In that case, this is my scenario, I will create two indices during installation. All data will get loaded there. First index need to purge 7 days old data. Second index purging time frame depends on user input. Every type in second index will have a column which will tell days to retain. How to use time based indices for second index?
Every type in second index will have a column which will tell days to retain.
Instead of sending the data to index-foo, send it to index-foo-date-to-retain like index-foo-2018-11-20.
On day 20/11/2018, drop all indices where name is index-foo-2018-11-20 for example.
In case of reindexing/migration, how to migrate all data? Should I migrate data from all indices?
You can use the reindex API probably.
Can I use alias in case of time based index?

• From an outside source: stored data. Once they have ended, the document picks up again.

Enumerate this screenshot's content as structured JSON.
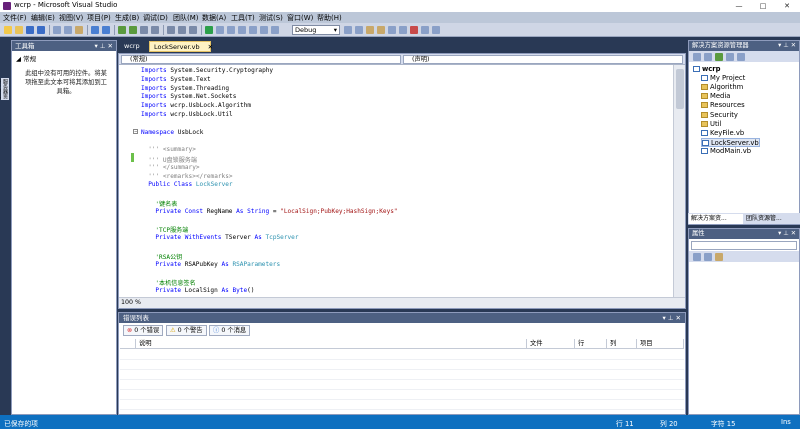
{
  "window": {
    "title": "wcrp - Microsoft Visual Studio",
    "minimize": "—",
    "maximize": "□",
    "close": "✕"
  },
  "menu": [
    "文件(F)",
    "编辑(E)",
    "视图(V)",
    "项目(P)",
    "生成(B)",
    "调试(D)",
    "团队(M)",
    "数据(A)",
    "工具(T)",
    "测试(S)",
    "窗口(W)",
    "帮助(H)"
  ],
  "toolbar": {
    "config": "Debug"
  },
  "leftstrip": {
    "tab": "服务器资源管理器"
  },
  "toolbox": {
    "title": "工具箱",
    "pin": "▾ ⊥ ✕",
    "group": "◢ 常规",
    "empty_text": "此组中没有可用的控件。将某项拖至此文本可将其添加到工具箱。"
  },
  "doc_tabs": {
    "tab1": "wcrp",
    "tab2": "LockServer.vb",
    "close": "✕"
  },
  "editor": {
    "nav_left": "(常规)",
    "nav_right": "(声明)",
    "zoom": "100 %",
    "lines": [
      {
        "t": "Imports System.Security.Cryptography",
        "indent": 0,
        "kind": "import"
      },
      {
        "t": "Imports System.Text",
        "indent": 0,
        "kind": "import"
      },
      {
        "t": "Imports System.Threading",
        "indent": 0,
        "kind": "import"
      },
      {
        "t": "Imports System.Net.Sockets",
        "indent": 0,
        "kind": "import"
      },
      {
        "t": "Imports wcrp.UsbLock.Algorithm",
        "indent": 0,
        "kind": "import"
      },
      {
        "t": "Imports wcrp.UsbLock.Util",
        "indent": 0,
        "kind": "import"
      },
      {
        "t": "",
        "indent": 0,
        "kind": "blank"
      },
      {
        "t": "Namespace UsbLock",
        "indent": 0,
        "kind": "ns"
      },
      {
        "t": "",
        "indent": 0,
        "kind": "blank"
      },
      {
        "t": "''' <summary>",
        "indent": 2,
        "kind": "doc"
      },
      {
        "t": "''' U盘锁服务端",
        "indent": 2,
        "kind": "doc"
      },
      {
        "t": "''' </summary>",
        "indent": 2,
        "kind": "doc"
      },
      {
        "t": "''' <remarks></remarks>",
        "indent": 2,
        "kind": "doc"
      },
      {
        "t": "Public Class LockServer",
        "indent": 2,
        "kind": "class"
      },
      {
        "t": "",
        "indent": 0,
        "kind": "blank"
      },
      {
        "t": "'键名表",
        "indent": 4,
        "kind": "comment"
      },
      {
        "t": "Private Const RegName As String = \"LocalSign;PubKey;HashSign;Keys\"",
        "indent": 4,
        "kind": "const"
      },
      {
        "t": "",
        "indent": 0,
        "kind": "blank"
      },
      {
        "t": "'TCP服务端",
        "indent": 4,
        "kind": "comment"
      },
      {
        "t": "Private WithEvents TServer As TcpServer",
        "indent": 4,
        "kind": "tcp"
      },
      {
        "t": "",
        "indent": 0,
        "kind": "blank"
      },
      {
        "t": "'RSA公钥",
        "indent": 4,
        "kind": "comment"
      },
      {
        "t": "Private RSAPubKey As RSAParameters",
        "indent": 4,
        "kind": "rsa"
      },
      {
        "t": "",
        "indent": 0,
        "kind": "blank"
      },
      {
        "t": "'本机信息签名",
        "indent": 4,
        "kind": "comment"
      },
      {
        "t": "Private LocalSign As Byte()",
        "indent": 4,
        "kind": "byte"
      }
    ]
  },
  "error_list": {
    "title": "错误列表",
    "pin": "▾ ⊥ ✕",
    "errors": "0 个错误",
    "warnings": "0 个警告",
    "messages": "0 个消息",
    "columns": [
      "说明",
      "文件",
      "行",
      "列",
      "项目"
    ]
  },
  "solution_explorer": {
    "title": "解决方案资源管理器",
    "pin": "▾ ⊥ ✕",
    "items": [
      {
        "label": "wcrp",
        "level": 0,
        "type": "project",
        "bold": true
      },
      {
        "label": "My Project",
        "level": 1,
        "type": "special"
      },
      {
        "label": "Algorithm",
        "level": 1,
        "type": "folder"
      },
      {
        "label": "Media",
        "level": 1,
        "type": "folder"
      },
      {
        "label": "Resources",
        "level": 1,
        "type": "folder"
      },
      {
        "label": "Security",
        "level": 1,
        "type": "folder"
      },
      {
        "label": "Util",
        "level": 1,
        "type": "folder"
      },
      {
        "label": "KeyFile.vb",
        "level": 1,
        "type": "vb"
      },
      {
        "label": "LockServer.vb",
        "level": 1,
        "type": "vb",
        "selected": true
      },
      {
        "label": "ModMain.vb",
        "level": 1,
        "type": "vb"
      }
    ],
    "tabs": [
      "解决方案资...",
      "团队资源管..."
    ]
  },
  "properties": {
    "title": "属性",
    "pin": "▾ ⊥ ✕"
  },
  "status": {
    "ready": "已保存的项",
    "line": "行 11",
    "col": "列 20",
    "ch": "字符 15",
    "mode": "Ins"
  },
  "colors": {
    "chrome": "#293955",
    "panel_header": "#4d6082",
    "status": "#0e70c0",
    "keyword": "#0000ff",
    "type": "#2b91af",
    "comment": "#008000",
    "string": "#a31515"
  }
}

Basically I need a fixed name for my index to refer in java /kibana
Yes you can.
can you please refer me a documentation to create time based indices using java API(elasticsearch 5.6.3)?
Not really. That's just a question of index naming...
CreateIndexRequest request = new CreateIndexRequest("twitter-2018-11-13");
Just make the index name based on the current time...
And use index templates (which is not something you must do using the Java API)
1 Like
@RAM_NATHAN, as per my knowledge you need to create one indices per day with date timestamp. Then you can use curator to delete indices in very effective way.
I am already using curator to delete 20 old days indices automatically from elasticsearch.
Thanks.
DELETE BY QUERY API just marks records as deleted.
It doesn't reduce index size or data size.
You can reindex your data though but it is unusual usage pattern of ES.
You made problem from nothing ))
sorry I'm not clear. Our product is in production with Kibana 1.x. Now we are migrating to 5.6.x. Creating time based indices would need impact analysis and other checks. So we thought as of now we will stick to DELETE BY QUERY API. But if it wont get deleted, I dont know why this API in place.
It is here (delete API) because people need to delete some documents, to no longer see them in search responses.
If you search across product line - you don't have another option - you need to delete + reindex.
If you work with time series it is cumbersome and you need to go with time based indexes and dropping old unused indexes.
thanks for the reply. Whats the solution then?? I need to purge data once in a while
Can you please reply? Using time based indices is the only option to delete the data??
When you are using delete-by-query to manage retention, you require a lot more processing that if you use time-base indices. As you typically also tend to delete the oldest data, which tends to be located in the largest and oldest segments. The data will actually only be removed from disk once these segments are merged and this can time as a lot of data in these segments need to get deleted before they are subject to merging. You can get around this by explicitly issuing a force merge command after the delete, but this is also a quite expensive operation.
The conclusion is that by not using time-based indices you require a lot of expensive extra processing that will prevent you from getting the most from your cluster.
1 Like
Thanks. I misunderstood earlier comments as, DELETE_BY_QUERY not at all deletes the data. So I'm taking this as DELETE_BY_QUERY deletes the data,but it took lot of processing, at the end can cause performance issues
It deletes the data, but that does not necessarily mean that disk space will be freed up immediately.
This topic was automatically closed 28 days after the last reply. New replies are no longer allowed.